Dois suspeitos de comercializar drogas, presos na Operação Candy Shop, tiveram o julgamento, marcado para esta sexta, 9, suspenso para que a defesa tome conhecimento de documentos juntados aos autos. Também nesta sexta, o empresário Zé Nelson e seu f...

Estava marcada para a tarde desta sexta-feira, 9, uma audiência para julgamento dos suspeitos de tráfico de drogas, Eduardo Borges Monteiro, conhecido como Dudu e Marcus Vinícius Castro Vitoriano, o Parazinho, mas segundo o juiz da 4ª Vara Criminal de Palmas, Luiz Zilmar ,a audiência que chegou a ter início, foi suspensa até a próxima sexta-feira, 16, para que a defesa tome o devido conhecimento de novas provas que foram juntadas aos autos processuais.

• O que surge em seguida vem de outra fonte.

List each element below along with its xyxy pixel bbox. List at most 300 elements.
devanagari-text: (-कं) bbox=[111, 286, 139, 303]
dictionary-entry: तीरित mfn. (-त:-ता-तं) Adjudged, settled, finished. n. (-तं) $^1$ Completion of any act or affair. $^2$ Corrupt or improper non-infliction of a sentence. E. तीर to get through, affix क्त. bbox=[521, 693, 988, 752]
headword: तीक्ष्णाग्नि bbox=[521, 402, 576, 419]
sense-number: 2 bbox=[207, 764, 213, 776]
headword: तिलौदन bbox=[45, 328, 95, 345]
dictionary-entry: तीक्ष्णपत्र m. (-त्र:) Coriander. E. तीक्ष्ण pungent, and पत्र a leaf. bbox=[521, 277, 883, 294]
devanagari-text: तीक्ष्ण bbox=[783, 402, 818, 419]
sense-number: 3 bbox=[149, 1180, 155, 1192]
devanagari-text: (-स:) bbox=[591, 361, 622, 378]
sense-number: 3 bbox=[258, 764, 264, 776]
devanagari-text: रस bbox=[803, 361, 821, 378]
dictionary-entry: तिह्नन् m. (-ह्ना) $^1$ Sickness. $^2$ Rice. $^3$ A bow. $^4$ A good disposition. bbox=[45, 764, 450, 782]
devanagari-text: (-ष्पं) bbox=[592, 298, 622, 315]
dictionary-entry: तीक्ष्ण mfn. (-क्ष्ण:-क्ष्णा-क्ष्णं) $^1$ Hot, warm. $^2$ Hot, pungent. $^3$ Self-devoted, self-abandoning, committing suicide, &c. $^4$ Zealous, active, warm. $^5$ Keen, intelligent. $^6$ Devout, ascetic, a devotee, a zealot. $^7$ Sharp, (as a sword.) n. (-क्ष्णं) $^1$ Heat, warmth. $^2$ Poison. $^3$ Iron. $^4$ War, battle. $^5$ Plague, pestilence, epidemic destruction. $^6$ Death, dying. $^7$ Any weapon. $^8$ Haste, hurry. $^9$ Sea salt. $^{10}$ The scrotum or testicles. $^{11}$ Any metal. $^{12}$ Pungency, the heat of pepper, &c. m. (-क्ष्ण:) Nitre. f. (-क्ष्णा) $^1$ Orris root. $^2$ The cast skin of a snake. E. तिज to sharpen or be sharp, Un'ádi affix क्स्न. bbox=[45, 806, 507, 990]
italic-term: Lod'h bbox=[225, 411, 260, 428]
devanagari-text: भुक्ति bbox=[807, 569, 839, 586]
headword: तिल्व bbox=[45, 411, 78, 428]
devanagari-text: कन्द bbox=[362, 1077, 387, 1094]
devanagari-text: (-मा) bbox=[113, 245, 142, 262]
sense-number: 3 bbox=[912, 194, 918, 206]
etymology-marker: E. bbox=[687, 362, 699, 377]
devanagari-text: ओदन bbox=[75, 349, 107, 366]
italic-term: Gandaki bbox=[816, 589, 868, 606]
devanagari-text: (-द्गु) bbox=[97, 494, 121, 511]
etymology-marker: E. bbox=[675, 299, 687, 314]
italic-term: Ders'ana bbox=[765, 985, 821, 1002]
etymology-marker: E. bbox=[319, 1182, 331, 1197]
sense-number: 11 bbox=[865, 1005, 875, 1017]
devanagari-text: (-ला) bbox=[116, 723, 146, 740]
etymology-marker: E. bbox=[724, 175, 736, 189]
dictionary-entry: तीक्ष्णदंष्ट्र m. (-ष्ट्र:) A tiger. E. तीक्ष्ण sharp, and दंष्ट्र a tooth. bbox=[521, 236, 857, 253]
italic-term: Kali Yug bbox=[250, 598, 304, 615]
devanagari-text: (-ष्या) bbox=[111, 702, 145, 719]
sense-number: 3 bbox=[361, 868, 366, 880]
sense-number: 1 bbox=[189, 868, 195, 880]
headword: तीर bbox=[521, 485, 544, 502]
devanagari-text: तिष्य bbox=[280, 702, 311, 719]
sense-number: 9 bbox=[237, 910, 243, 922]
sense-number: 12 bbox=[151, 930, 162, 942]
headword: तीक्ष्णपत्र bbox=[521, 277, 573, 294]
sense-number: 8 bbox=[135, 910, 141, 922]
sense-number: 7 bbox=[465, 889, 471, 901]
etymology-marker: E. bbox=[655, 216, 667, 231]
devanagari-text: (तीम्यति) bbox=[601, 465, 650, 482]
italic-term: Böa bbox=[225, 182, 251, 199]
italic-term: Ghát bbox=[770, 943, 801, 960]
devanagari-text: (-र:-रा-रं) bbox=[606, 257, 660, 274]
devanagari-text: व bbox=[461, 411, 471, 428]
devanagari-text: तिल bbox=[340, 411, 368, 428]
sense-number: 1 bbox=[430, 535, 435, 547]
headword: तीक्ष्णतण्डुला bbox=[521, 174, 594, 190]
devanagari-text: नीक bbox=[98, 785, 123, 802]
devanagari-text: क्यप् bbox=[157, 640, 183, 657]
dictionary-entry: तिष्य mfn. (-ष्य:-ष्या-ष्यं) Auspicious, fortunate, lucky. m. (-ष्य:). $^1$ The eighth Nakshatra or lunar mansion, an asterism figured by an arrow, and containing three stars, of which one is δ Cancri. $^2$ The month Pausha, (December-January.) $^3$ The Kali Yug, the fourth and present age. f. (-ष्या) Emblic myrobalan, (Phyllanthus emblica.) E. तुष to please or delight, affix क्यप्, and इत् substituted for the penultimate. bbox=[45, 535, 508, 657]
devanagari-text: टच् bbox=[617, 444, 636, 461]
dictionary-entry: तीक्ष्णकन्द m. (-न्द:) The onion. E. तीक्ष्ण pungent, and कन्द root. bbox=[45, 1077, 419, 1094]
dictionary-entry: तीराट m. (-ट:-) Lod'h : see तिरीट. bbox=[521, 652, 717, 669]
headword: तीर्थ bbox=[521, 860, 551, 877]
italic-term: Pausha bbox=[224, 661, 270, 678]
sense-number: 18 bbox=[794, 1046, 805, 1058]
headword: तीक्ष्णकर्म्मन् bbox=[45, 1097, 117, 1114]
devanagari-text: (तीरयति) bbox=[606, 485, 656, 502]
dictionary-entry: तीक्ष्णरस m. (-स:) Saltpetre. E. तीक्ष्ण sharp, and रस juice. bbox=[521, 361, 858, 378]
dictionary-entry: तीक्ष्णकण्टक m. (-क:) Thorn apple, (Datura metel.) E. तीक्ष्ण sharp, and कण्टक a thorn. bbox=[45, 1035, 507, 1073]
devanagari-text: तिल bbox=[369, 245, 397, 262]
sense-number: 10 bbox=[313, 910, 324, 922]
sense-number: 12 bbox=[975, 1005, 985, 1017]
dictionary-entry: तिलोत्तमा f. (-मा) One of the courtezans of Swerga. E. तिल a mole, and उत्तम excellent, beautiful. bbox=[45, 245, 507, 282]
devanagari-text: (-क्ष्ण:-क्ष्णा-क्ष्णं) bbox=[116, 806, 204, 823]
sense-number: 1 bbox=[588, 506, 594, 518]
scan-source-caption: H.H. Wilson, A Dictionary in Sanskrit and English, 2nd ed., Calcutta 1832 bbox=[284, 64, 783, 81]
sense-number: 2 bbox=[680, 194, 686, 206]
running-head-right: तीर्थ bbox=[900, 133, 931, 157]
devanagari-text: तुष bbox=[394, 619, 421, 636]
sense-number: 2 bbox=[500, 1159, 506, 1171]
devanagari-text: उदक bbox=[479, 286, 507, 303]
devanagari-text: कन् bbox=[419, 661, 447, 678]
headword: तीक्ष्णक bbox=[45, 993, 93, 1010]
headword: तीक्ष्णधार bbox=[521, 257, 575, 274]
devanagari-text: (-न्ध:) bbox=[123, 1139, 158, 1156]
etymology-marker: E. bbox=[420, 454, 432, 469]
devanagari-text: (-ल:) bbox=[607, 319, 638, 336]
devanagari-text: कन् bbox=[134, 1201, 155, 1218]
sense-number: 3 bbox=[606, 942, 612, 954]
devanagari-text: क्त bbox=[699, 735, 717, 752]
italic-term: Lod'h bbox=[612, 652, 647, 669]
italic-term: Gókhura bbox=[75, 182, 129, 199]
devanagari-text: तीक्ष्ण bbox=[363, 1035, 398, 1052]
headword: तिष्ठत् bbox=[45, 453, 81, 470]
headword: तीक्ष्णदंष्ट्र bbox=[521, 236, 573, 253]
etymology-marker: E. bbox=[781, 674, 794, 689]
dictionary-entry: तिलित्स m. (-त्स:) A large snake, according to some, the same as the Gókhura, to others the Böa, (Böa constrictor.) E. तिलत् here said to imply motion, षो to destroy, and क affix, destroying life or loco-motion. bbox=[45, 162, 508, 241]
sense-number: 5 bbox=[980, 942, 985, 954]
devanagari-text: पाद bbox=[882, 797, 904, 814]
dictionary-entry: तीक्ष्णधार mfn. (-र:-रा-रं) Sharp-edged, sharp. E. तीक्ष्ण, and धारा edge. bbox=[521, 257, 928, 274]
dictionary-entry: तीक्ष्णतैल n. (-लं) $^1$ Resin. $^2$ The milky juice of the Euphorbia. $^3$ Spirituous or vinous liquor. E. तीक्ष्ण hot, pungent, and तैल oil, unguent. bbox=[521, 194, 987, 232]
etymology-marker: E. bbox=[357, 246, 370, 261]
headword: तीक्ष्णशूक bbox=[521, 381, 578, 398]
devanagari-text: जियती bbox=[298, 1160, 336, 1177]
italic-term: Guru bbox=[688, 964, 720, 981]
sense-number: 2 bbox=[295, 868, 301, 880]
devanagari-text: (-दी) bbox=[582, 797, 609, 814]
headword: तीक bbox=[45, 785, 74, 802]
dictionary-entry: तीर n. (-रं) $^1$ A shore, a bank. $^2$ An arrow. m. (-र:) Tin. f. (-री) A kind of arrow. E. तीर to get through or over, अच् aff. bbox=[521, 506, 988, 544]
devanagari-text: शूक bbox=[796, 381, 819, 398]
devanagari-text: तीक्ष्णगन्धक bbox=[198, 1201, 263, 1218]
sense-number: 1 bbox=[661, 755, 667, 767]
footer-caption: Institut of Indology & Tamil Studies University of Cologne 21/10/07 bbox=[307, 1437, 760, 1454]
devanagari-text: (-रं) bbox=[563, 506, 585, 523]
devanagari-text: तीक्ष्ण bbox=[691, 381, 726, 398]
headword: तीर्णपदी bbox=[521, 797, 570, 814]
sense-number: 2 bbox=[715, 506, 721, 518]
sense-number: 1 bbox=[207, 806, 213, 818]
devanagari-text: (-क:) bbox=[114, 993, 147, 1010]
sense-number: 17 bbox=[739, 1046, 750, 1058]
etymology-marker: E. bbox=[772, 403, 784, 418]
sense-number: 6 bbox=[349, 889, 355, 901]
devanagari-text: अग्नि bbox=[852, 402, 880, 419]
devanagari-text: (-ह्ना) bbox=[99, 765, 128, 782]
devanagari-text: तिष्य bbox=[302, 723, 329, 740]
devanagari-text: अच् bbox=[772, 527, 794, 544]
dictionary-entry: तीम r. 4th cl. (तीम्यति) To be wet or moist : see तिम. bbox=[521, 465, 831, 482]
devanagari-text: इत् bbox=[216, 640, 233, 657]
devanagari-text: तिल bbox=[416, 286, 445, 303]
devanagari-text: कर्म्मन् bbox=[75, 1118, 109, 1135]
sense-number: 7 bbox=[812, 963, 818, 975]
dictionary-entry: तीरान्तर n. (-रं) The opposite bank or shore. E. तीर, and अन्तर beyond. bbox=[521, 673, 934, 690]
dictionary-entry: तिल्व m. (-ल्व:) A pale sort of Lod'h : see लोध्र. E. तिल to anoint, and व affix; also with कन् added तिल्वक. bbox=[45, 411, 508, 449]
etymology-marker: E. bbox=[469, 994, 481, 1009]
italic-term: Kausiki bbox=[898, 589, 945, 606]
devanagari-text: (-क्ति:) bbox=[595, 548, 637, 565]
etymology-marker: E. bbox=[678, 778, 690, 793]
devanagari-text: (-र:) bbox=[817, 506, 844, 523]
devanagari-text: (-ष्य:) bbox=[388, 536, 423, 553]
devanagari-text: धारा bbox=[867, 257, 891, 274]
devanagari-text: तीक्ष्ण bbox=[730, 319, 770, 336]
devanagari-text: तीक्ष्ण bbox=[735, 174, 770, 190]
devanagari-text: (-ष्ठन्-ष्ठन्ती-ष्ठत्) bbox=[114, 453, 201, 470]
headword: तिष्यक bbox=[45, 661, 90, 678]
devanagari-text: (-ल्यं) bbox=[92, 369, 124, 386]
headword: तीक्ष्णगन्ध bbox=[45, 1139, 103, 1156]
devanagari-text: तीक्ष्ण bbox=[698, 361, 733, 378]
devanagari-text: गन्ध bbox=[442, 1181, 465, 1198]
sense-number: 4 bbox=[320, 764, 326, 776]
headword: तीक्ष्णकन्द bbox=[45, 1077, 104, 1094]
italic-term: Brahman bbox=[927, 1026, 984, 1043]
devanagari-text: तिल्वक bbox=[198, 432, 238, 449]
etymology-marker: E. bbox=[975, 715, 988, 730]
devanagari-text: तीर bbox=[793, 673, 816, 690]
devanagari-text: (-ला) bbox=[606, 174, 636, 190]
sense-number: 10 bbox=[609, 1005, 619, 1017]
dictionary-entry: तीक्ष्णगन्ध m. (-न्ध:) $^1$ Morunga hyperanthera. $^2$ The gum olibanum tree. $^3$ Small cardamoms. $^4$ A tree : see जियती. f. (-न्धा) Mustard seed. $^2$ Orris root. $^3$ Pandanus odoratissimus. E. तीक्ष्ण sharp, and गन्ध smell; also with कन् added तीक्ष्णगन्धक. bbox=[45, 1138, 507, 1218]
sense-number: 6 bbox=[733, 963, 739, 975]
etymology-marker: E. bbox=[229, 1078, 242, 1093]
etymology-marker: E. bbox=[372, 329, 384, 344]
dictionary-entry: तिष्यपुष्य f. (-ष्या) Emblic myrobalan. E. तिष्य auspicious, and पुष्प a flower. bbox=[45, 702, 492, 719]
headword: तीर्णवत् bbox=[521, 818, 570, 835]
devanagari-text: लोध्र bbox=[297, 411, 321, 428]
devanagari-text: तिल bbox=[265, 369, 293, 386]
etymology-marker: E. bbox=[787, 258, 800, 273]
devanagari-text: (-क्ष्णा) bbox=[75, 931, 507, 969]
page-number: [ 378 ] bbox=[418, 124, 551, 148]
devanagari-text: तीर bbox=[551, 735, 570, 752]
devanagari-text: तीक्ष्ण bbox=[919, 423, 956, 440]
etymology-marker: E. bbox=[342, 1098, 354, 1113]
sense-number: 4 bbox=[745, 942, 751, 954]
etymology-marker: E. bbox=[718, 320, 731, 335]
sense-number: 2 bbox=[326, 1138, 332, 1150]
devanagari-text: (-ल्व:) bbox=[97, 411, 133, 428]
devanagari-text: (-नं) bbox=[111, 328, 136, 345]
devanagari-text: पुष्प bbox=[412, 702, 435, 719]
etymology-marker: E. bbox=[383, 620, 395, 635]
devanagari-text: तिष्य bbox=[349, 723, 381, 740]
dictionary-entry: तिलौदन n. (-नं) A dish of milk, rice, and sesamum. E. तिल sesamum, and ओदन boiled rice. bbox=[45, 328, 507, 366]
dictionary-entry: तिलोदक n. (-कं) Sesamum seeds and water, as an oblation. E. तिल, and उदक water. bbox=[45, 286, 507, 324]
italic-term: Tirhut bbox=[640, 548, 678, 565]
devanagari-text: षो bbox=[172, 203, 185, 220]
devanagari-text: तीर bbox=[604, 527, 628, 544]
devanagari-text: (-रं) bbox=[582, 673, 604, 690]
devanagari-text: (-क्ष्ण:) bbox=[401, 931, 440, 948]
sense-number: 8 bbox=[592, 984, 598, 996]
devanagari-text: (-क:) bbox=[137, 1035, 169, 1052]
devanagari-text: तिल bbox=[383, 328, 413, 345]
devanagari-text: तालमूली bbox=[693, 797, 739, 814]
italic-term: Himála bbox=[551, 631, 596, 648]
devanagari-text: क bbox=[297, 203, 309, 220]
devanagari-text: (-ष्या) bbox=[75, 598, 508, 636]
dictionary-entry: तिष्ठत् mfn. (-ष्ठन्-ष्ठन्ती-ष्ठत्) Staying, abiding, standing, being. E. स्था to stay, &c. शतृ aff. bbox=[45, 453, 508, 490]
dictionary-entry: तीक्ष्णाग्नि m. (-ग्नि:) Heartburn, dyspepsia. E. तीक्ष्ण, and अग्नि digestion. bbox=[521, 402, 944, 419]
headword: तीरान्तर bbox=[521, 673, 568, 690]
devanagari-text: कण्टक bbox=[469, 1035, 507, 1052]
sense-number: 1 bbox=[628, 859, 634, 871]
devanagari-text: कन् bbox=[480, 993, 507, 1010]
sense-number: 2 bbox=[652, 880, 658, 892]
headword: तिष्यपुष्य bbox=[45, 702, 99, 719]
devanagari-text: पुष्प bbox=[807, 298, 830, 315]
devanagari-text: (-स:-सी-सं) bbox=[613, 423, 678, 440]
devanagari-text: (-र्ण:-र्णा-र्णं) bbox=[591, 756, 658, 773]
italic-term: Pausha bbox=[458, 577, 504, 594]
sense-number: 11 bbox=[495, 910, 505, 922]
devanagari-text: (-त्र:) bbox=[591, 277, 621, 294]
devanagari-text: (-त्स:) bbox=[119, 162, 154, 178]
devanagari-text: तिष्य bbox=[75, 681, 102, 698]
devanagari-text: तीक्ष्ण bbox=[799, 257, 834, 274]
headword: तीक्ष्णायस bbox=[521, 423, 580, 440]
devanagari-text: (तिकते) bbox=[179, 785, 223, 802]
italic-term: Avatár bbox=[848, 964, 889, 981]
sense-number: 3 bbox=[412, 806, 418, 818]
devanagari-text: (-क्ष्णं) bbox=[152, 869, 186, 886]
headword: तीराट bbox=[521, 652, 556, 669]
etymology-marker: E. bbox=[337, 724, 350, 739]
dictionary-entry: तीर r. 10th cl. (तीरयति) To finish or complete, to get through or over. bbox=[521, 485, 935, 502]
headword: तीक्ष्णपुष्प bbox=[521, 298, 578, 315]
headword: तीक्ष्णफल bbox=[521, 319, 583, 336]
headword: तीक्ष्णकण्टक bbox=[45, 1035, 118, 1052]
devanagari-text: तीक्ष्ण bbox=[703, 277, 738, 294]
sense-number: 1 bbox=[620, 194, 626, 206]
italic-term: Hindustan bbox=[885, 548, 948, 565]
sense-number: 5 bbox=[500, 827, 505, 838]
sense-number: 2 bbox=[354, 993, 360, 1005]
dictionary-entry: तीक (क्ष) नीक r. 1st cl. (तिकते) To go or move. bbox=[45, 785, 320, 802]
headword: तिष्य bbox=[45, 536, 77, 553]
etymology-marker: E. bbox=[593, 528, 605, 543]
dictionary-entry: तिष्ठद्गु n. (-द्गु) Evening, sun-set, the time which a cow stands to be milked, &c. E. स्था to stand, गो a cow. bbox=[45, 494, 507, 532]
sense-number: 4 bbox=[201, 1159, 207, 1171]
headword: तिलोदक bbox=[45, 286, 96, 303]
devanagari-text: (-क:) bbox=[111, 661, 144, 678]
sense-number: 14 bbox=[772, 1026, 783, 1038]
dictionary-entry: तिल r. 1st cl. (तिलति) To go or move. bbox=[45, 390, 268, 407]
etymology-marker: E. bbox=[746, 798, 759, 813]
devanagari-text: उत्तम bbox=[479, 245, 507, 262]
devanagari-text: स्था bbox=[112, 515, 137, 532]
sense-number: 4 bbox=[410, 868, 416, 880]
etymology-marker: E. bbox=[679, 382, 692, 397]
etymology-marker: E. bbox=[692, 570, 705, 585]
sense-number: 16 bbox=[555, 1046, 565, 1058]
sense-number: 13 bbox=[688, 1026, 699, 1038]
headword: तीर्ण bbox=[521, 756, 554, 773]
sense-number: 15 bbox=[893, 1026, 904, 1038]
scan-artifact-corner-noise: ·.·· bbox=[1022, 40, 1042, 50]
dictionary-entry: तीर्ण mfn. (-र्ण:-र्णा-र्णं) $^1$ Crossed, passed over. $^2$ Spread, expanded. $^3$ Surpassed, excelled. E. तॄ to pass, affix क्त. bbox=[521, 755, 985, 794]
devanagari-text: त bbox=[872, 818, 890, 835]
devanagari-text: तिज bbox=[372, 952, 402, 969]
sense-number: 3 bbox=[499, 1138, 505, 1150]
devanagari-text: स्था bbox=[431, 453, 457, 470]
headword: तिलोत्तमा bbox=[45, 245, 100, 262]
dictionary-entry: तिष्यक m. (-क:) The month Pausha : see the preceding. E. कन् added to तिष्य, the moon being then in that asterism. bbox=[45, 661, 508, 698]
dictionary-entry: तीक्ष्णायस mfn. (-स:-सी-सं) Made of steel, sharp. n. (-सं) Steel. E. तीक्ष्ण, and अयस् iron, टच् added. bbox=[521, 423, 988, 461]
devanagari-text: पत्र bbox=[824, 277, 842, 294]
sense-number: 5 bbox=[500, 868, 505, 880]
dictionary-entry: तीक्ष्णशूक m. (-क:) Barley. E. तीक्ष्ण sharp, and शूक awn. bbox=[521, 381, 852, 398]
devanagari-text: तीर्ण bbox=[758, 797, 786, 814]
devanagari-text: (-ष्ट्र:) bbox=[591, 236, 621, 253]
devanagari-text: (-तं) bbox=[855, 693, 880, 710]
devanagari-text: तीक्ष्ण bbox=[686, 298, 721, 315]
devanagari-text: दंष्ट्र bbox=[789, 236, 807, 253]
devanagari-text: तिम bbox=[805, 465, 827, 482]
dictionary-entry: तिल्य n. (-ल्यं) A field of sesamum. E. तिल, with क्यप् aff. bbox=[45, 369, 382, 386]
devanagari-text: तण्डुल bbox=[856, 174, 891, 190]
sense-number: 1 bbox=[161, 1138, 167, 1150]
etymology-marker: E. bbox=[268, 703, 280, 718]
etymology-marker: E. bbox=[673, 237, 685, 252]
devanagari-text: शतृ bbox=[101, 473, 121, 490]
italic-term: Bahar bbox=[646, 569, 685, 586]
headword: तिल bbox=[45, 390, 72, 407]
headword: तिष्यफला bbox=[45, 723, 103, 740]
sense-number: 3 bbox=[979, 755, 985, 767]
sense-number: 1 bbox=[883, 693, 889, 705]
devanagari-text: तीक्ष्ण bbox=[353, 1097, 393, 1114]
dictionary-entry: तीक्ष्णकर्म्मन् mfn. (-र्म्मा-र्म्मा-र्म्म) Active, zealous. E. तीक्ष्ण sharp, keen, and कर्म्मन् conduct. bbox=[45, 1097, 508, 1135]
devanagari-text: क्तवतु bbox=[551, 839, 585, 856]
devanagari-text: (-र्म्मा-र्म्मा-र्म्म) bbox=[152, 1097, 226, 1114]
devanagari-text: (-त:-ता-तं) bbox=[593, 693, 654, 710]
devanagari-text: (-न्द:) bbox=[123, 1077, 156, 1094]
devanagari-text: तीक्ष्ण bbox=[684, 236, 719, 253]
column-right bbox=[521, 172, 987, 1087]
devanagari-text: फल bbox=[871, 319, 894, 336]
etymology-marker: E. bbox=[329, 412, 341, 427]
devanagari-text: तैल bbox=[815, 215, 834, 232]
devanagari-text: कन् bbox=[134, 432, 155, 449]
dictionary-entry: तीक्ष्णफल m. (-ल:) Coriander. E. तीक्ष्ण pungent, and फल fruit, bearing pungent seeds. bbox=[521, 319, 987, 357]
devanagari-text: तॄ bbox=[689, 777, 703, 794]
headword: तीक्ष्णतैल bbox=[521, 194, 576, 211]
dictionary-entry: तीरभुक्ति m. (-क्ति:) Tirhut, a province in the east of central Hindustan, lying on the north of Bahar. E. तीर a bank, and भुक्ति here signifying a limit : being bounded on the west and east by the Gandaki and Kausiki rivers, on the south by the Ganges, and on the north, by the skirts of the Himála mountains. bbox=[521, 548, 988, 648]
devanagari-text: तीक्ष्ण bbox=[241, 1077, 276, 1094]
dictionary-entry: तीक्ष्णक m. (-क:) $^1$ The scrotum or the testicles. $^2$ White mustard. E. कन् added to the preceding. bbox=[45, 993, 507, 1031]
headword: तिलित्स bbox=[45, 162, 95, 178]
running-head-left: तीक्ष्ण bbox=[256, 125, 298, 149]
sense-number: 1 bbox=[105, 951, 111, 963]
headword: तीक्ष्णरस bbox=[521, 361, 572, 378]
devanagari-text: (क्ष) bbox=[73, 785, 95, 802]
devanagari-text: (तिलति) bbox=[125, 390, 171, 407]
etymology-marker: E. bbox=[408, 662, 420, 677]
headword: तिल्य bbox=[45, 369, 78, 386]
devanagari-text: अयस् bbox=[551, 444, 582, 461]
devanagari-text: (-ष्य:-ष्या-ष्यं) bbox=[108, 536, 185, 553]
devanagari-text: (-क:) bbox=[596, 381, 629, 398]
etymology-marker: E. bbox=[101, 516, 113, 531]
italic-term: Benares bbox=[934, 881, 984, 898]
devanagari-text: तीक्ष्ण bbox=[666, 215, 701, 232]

Ainda nesta sexta,9,  o juiz negou os pedidos de liberdade provisória do empresário José Nelson Andrade Barbosa, o Zé Nelson, e de seu filho José Lucas Palhares Barbosa. De acordo com as informações do juiz, os suspeitos continuam na Casa de Prisão Provisória de Palmas (CPPP). “Neguei o pedido pois há indícios que pai e filho participaram do esquema”, ressaltou Luiz Zilmar.

Entenda

A operação Candy Shop, voltada a repressão do tráfico interestadual de drogas e associação para fins de tráfico foi realizada na última terça-feira,6, pela Polícia Federal.

Ao todo, são dez envolvidos na suposta quadrilha, sendo sete do Tocantins e três presos de Goiás. Leandro Ferreira Maciel e Giselle Nunes suspeitos de estarem envolvidos no esquema já estavam presos e durante a operação foram cumpridos mais 11 mandados de busca e apreensão. Os presos são suspeitos de comercializar, principalmente, as drogas sintéticas LSD e ecstasy, também conhecidas como doce e bala.